É provável que a formação de muitos seja insuficiente, mas desconheço qualquer estudo sobre esse assunto; quem faz afirmações, fala com base em impressões e senso comum. Nunca percebi porque não deixavam (não deixam) fazer os cursos de jovem agricultor antes de apresentar o projecto. Contudo, os que se instalam hoje têm mais formação de base (ensino secundário e superior) ferramenta que lhes permite procurar com mais sucesso a formação e apoio técnico que necessitem. Haja da parte das empresas, universidades e organizações agrícolas capacidade e iniciativa para disponibilizar esse apoio. Se for possível fazê-lo a custo reduzido, no âmbito de serviços de acompanhamento pagos pela PAC, melhor; Mas não fiquem à espera do dinheiro para os cursos enquanto os mirtilos se estragam.
Os milhares de jovens que se instalam na agricultura, depois de darem trabalho e passarem valor aos projectistas e a quem lhes forneceu os investimentos (máquinas, plantações, etc.) poderão agora dar trabalho e valor a quem os queira apoiar e acompanhar tecnicamente.
Com mais ou menos adversidades climáticas ou problemas técnicos, a produção irá vingar. Resta depois o desafio do mercado. Organizar a comercialização. Refundar cooperativas ou impulsionar novas organizações de produtores. Defender a produção face à pressão de intermediários e grande distribuição, que tem direito ao lucro, mas que se forem deixados “à solta” vão querer ganhar num dia mais do que o produtor ganha num ano. Haja coragem do poder político para lançar leis que regulem o mercado (como a recente lei que penaliza as promoções abusivas), para vigiar a sua execução e haja trabalho das organizações agrícolas para defender essas leis e exigir o seu cumprimento, pois é no mercado que se valorizam os produtos agrícolas e será do mercado que virá o retorno para pagar o investimento e o esforço de quem abraça o trabalho na terra.
Haverá falhas, desistências, falências? Certamente, acontece em todos os sectores económicos. A agricultura não é excepção. Desconheço qualquer estudo que demonstre taxas de insucesso na agricultura superiores a outros sectores. Vejo, portanto, como muito positivo que os jovens se instalem na agricultura, que arrisquem.
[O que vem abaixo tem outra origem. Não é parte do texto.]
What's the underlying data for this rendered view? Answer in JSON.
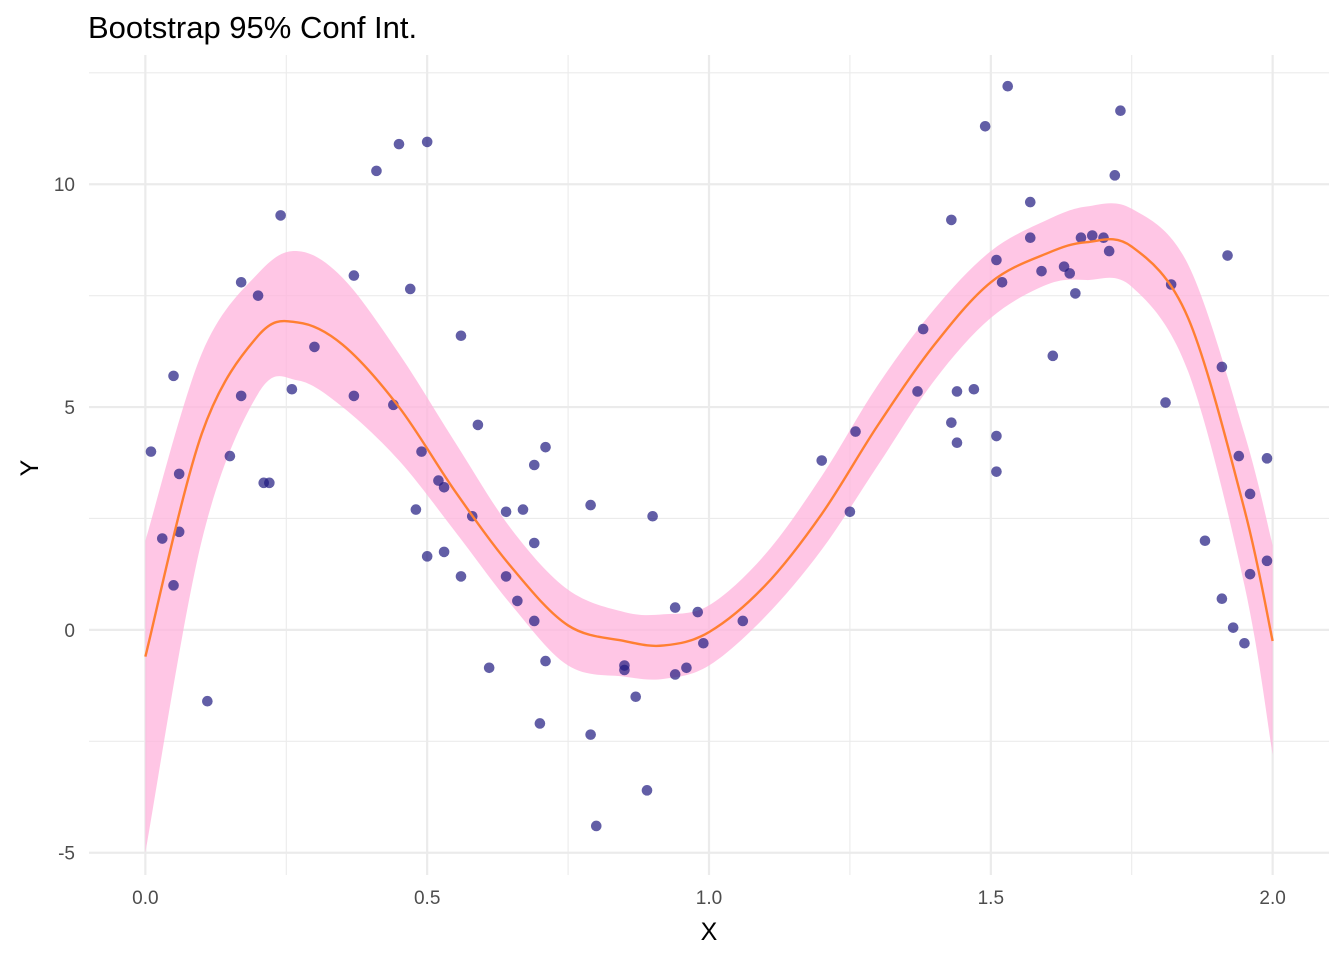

Seria bom poder coloca-los num simulador (faz muita falta a prática de estágios) mas só na prática podemos testá-los e distinguir os empresários mais ou menos competentes. Acho mil vezes melhor assumir que alguns possam falhar do que deixar a terra abandonada à espera de um D. Sebastião que venha fazer tudo certinho e direitinho.
Carlos Neves
O CAMINHO FAZ-SE CAMINHANDO
“Caminhante, as tuas pegadas
São o caminho e nada mais;
Caminhante, não há caminho,
O caminho faz-se ao andar.
Ao andar faz-se o caminho
E ao olhar-se para atrás,
Vê-se a senda que jamais
Se há-de voltar a pisar.
Caminhante, não há caminho,
Somente sulcos no mar.”
António Machado (Sevilha 1875 – França 1939) – Cantares – O Caminho Faz-se Caminhando.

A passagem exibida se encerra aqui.